Penaklukan

Penaklukan , dalam hukum internasional, perolehan wilayah melalui kekerasan, terutama oleh negara pemenang dalam perang dengan mengorbankan negara yang kalah. Penaklukan yang efektif terjadi ketika perampasan fisik wilayah (aneksasi) diikuti oleh "penaklukan" (yaitu, proses hukum untuk mentransfer hak milik).

Penaklukan dikaitkan dengan prinsip tradisional bahwa negara-negara yang berdaulat dapat berperang atas kebijaksanaan mereka sendiri dan bahwa keuntungan teritorial dan lainnya yang dicapai oleh kemenangan militer akan diakui sebagai sah secara hukum. Doktrin penaklukan dan aturan turunannya ditantang pada abad ke-20 oleh perkembangan prinsip bahwa perang agresif bertentangan dengan hukum internasional, pandangan yang diungkapkan dalam perjanjian Liga Bangsa-Bangsa, Pakta Kellogg-Briand tahun 1928 , piagam dan keputusan pengadilan militer internasional yang dibuat pada akhir Perang Dunia II untuk mengadili mereka yang dituduh melakukan kejahatan perang, Piagam Perserikatan Bangsa-Bangsa, dan banyak perjanjian, deklarasi, dan resolusi multipartai lainnya. Akibat logis dari larangan perang agresif adalah penolakan pengakuan hukum atas hasil perang tersebut.Implikasi ini terkandung dalam apa yang kemudian dikenal sebagai Doktrin Stimson, yang diumumkan pada bulan Januari 1932 oleh Menteri Luar Negeri AS Henry L. Stimson dan kemudian ditegaskan oleh majelis Liga Bangsa-Bangsa dan oleh beberapa konferensi republik Amerika. Draf Deklarasi Hak dan Kewajiban Negara, yang dirumuskan pada tahun 1949 oleh Komisi Hukum Internasional PBB, memuat (dalam Pasal XI) aturan bahwa negara diwajibkan untuk tidak mengakui akuisisi teritorial yang dicapai oleh perang agresif.dirumuskan pada tahun 1949 oleh Komisi Hukum Internasional PBB, memuat (dalam Pasal XI) aturan bahwa negara wajib tidak mengakui akuisisi teritorial yang dicapai oleh perang agresif.dirumuskan pada tahun 1949 oleh Komisi Hukum Internasional PBB, memuat (dalam Pasal XI) aturan bahwa negara wajib tidak mengakui akuisisi teritorial yang dicapai oleh perang agresif.

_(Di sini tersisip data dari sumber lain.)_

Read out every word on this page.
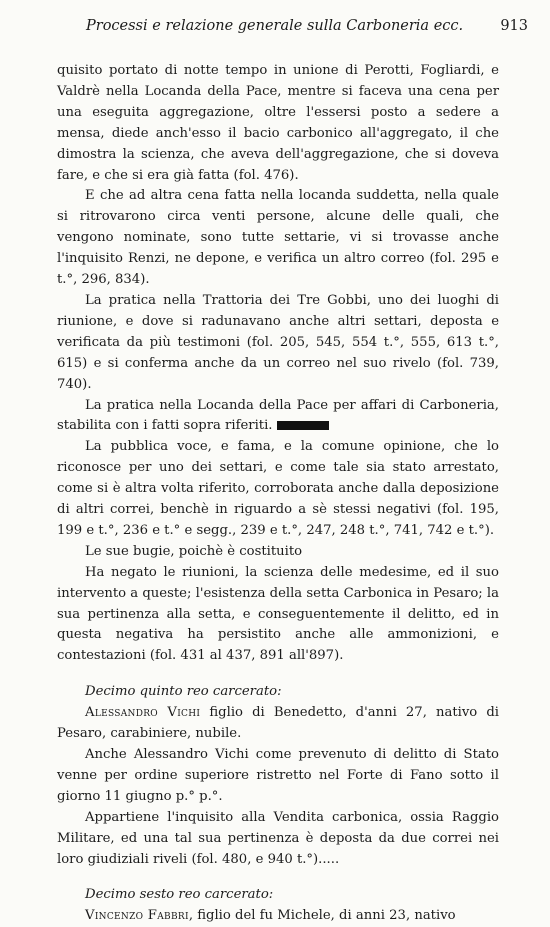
Processi e relazione generale sulla Carboneria ecc.	913

quisito portato di notte tempo in unione di Perotti, Fogliardi, e Valdrè nella Locanda della Pace, mentre si faceva una cena per una eseguita aggregazione, oltre l'essersi posto a sedere a mensa, diede anch'esso il bacio carbonico all'aggregato, il che dimostra la scienza, che aveva dell'aggregazione, che si doveva fare, e che si era già fatta (fol. 476).

E che ad altra cena fatta nella locanda suddetta, nella quale si ritrovarono circa venti persone, alcune delle quali, che vengono nominate, sono tutte settarie, vi si trovasse anche l'inquisito Renzi, ne depone, e verifica un altro correo (fol. 295 e t.°, 296, 834).

La pratica nella Trattoria dei Tre Gobbi, uno dei luoghi di riunione, e dove si radunavano anche altri settari, deposta e verificata da più testimoni (fol. 205, 545, 554 t.°, 555, 613 t.°, 615) e si conferma anche da un correo nel suo rivelo (fol. 739, 740).

La pratica nella Locanda della Pace per affari di Carboneria, stabilita con i fatti sopra riferiti.

La pubblica voce, e fama, e la comune opinione, che lo riconosce per uno dei settari, e come tale sia stato arrestato, come si è altra volta riferito, corroborata anche dalla deposizione di altri correi, benchè in riguardo a sè stessi negativi (fol. 195, 199 e t.°, 236 e t.° e segg., 239 e t.°, 247, 248 t.°, 741, 742 e t.°).

Le sue bugie, poichè è costituito

Ha negato le riunioni, la scienza delle medesime, ed il suo intervento a queste; l'esistenza della setta Carbonica in Pesaro; la sua pertinenza alla setta, e conseguentemente il delitto, ed in questa negativa ha persistito anche alle ammonizioni, e contestazioni (fol. 431 al 437, 891 all'897).

Decimo quinto reo carcerato:

Alessandro Vichi figlio di Benedetto, d'anni 27, nativo di Pesaro, carabiniere, nubile.

Anche Alessandro Vichi come prevenuto di delitto di Stato venne per ordine superiore ristretto nel Forte di Fano sotto il giorno 11 giugno p.° p.°.

Appartiene l'inquisito alla Vendita carbonica, ossia Raggio Militare, ed una tal sua pertinenza è deposta da due correi nei loro giudiziali riveli (fol. 480, e 940 t.°).....

Decimo sesto reo carcerato:

Vincenzo Fabbri, figlio del fu Michele, di anni 23, nativo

Meskipun penaklukan dilarang, negara terkadang mengabaikan prinsip ini dalam praktiknya. Pada tahun 1975, misalnya, Indonesia menyerbu dan mencaplok bekas jajahan Portugis di Timor Timur, dan pada tahun 1990 pemerintah Irak Saddam Hussein menyerbu dan berusaha mencaplok Kuwait. Dalam kasus terakhir, tanggapan Dewan Keamanan PBB, yang mendukung kekuatan militer untuk memindahkan pasukan Irak dari Kuwait, memperkuat penaklukan yang tidak dapat diterima. Secara umum, penaklukan bukanlah masalah penting dalam politik internasional seperti dulu, karena perluasan wilayah tidak lagi menjadi ambisi bersama antar negara.